In 2015 Ugly Duckling Presse (Brooklyn, USA) launched a selection of her early poems in Bradley Schmidt’s translation. In 2016 Karen Leeder’s translations of Sandig’s poetry collection Thick of it (Seagull Books 2018) won the EUNIC English PEN translation Pitch and was awarded a PEN America/Heim Translation Fund Grant. Her latest poems in English translation I Am a Field Full of Rapeseed, Give Cover to Deer and Shine Like Thirteen Oil Paintings Laid One on Top of the Other (Seagull Books, 2020) reanimate the dark side of The Children’s and Household Talesof the Brothers Grimm and use it as a backdrop for contemporary European concerns: war, migration, the rise of the Right. Her new poetry volume Leuchtende Schafe (Shining Sheep, 2022) brings together powerful visual poems that resonate in the ear and appear as filmic image explosions. She uses speech software to bring the legacy of Romanticism into the present and captures its colonial other in exquisite anagrams. Above all she creates “worlds full of mythic images that embed themselves deep in your soul“ (Matthias Ehlers, WDR).

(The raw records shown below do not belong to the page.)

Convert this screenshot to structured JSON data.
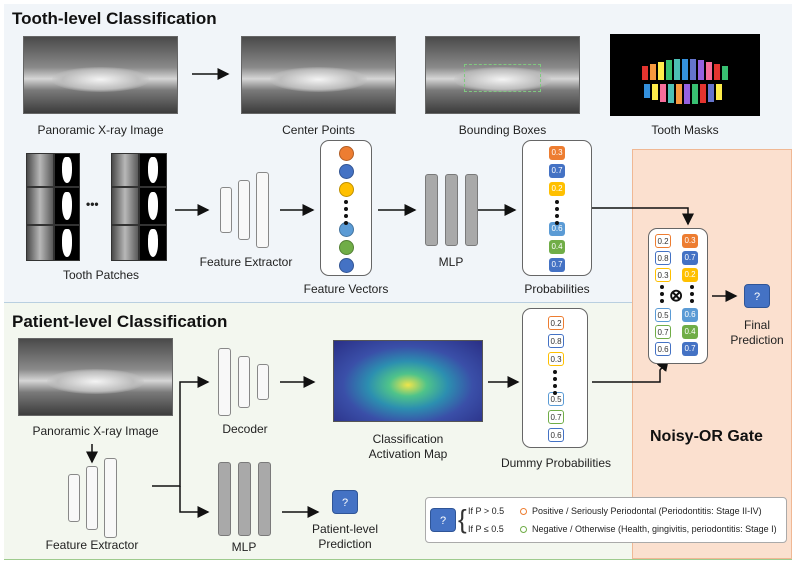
{
  "sections": {
    "tooth_title": "Tooth-level Classification",
    "patient_title": "Patient-level Classification",
    "gate_title": "Noisy-OR Gate"
  },
  "tooth": {
    "panoramic_label": "Panoramic X-ray Image",
    "center_points_label": "Center Points",
    "bounding_boxes_label": "Bounding Boxes",
    "tooth_masks_label": "Tooth Masks",
    "tooth_patches_label": "Tooth Patches",
    "feature_extractor_label": "Feature Extractor",
    "feature_vectors_label": "Feature Vectors",
    "mlp_label": "MLP",
    "probabilities_label": "Probabilities",
    "patch_ellipsis": "•••",
    "probabilities": [
      "0.3",
      "0.7",
      "0.2",
      "0.6",
      "0.4",
      "0.7"
    ],
    "feature_colors": [
      "#ed7d31",
      "#4472c4",
      "#ffc000",
      "#5b9bd5",
      "#70ad47",
      "#4472c4"
    ],
    "prob_colors": [
      "#ed7d31",
      "#4472c4",
      "#ffc000",
      "#5b9bd5",
      "#70ad47",
      "#4472c4"
    ]
  },
  "patient": {
    "panoramic_label": "Panoramic X-ray Image",
    "feature_extractor_label": "Feature Extractor",
    "decoder_label": "Decoder",
    "mlp_label": "MLP",
    "cam_label_line1": "Classification",
    "cam_label_line2": "Activation Map",
    "dummy_label": "Dummy Probabilities",
    "prediction_line1": "Patient-level",
    "prediction_line2": "Prediction",
    "prediction_symbol": "?",
    "dummy_probabilities": [
      "0.2",
      "0.8",
      "0.3",
      "0.5",
      "0.7",
      "0.6"
    ],
    "dummy_colors": [
      "#ed7d31",
      "#4472c4",
      "#ffc000",
      "#5b9bd5",
      "#70ad47",
      "#4472c4"
    ]
  },
  "gate": {
    "left_column": [
      "0.2",
      "0.8",
      "0.3",
      "0.5",
      "0.7",
      "0.6"
    ],
    "right_column": [
      "0.3",
      "0.7",
      "0.2",
      "0.6",
      "0.4",
      "0.7"
    ],
    "operator": "⊗",
    "final_line1": "Final",
    "final_line2": "Prediction",
    "final_symbol": "?"
  },
  "legend": {
    "symbol": "?",
    "cond_positive": "If P > 0.5",
    "cond_negative": "If P ≤ 0.5",
    "positive_text": "Positive / Seriously Periodontal (Periodontitis: Stage II-IV)",
    "negative_text": "Negative / Otherwise (Health, gingivitis, periodontitis: Stage I)",
    "positive_color": "#ed7d31",
    "negative_color": "#70ad47"
  }
}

“Ulrike Almut Sandig is a master storyteller who writes in beautiful poetic prose” (New Books in German). She is a member of the German PEN section.

Anyone who has ever heard Ulrike Almut Sandig perform her poems knows that it is not, or at least not only, a case of her reciting lines of printed verse, baldly transposing printed material into sound, but rather that she sets about bringing a score to life, offering a musical interpretation of her poems, a setting, as it were. In this Ulrike is placing herself in an ancient tradition. Not only that the word ‘lyric’ is derived from a string instrument, the lyre. Medieval minstrels did not read their works at court, they sang them, often presumably accompanied by instruments. Ulrike, for her part, works with composers, creates audiobooks and her readings are as much concerts as readings, giving her performances a determinedly (and, I believe, ever more determinedly) musical accent. I myself experienced such a performance in an old, dilapidated theatre in Mumbai, with plaster crumbling from the ceiling, which made it even more impressive, where she performed with a delightful group of musicians from Kashmir, while the pigeons fluttered above our heads and the subtropical heat did not let up until late in the evening. And so, it is no coincidence that the basic meter of so many of Ulrike’s poems is the dactyl, a meter that consists of a stressed syllable followed by two unstressed syllables, which when placed one after the other, as a dactylic chain, leads to a highly musical, singable structure that even invites us to dance. This structure we meet again and again from the first book on: ‘I go to the send key and sleep with the martens. / they shut up the mailbox, shoot up the demons / they are lovers in public beyond the embankment / they’re dreaming of grit and of sunshine and // snow’ Here the musicality is reinforced by internal rhymes and the line and stanza break before the last word. This pause, this catching one’s breath before the final ‘snow’, illustrates what every musician knows, namely that the pause, the silence between the notes is just as crucial as the sounds themselves. Sometimes these pauses become white gaps in the line, clearly visible to the eye, but basically intended for the performance – and perhaps to be followed by the turn to the audience or to the unknown addressee of the song: ‘are you still listening?’ (...)

Ulrike Almut Sandig’s poetry not only turns to the world, but also gives a name to the political and social darknesses in it and fetches them into the poems. It leaves us in no doubt – despite all their grace (or in German ‘Anmut’ which could, to my mind, be Ulrike’s middle name just as well as ‘Almut’) – that we will have to wait a long time, all too long, for those fat cows, that peace, that good news intimated in her song ‘Lullaby for all those’.


In the meantime, while we continue to wait and hope in vain, the best thing, Ladies and Gentlemen, will be to read a poem, one by Ulrike. And perhaps as we read it, we will suddenly notice that we are lifting just a little – barely perceptible to outsiders, but unambiguously, without any doubt – until we find ourselves one or two centimeters above the familiar ground, floating.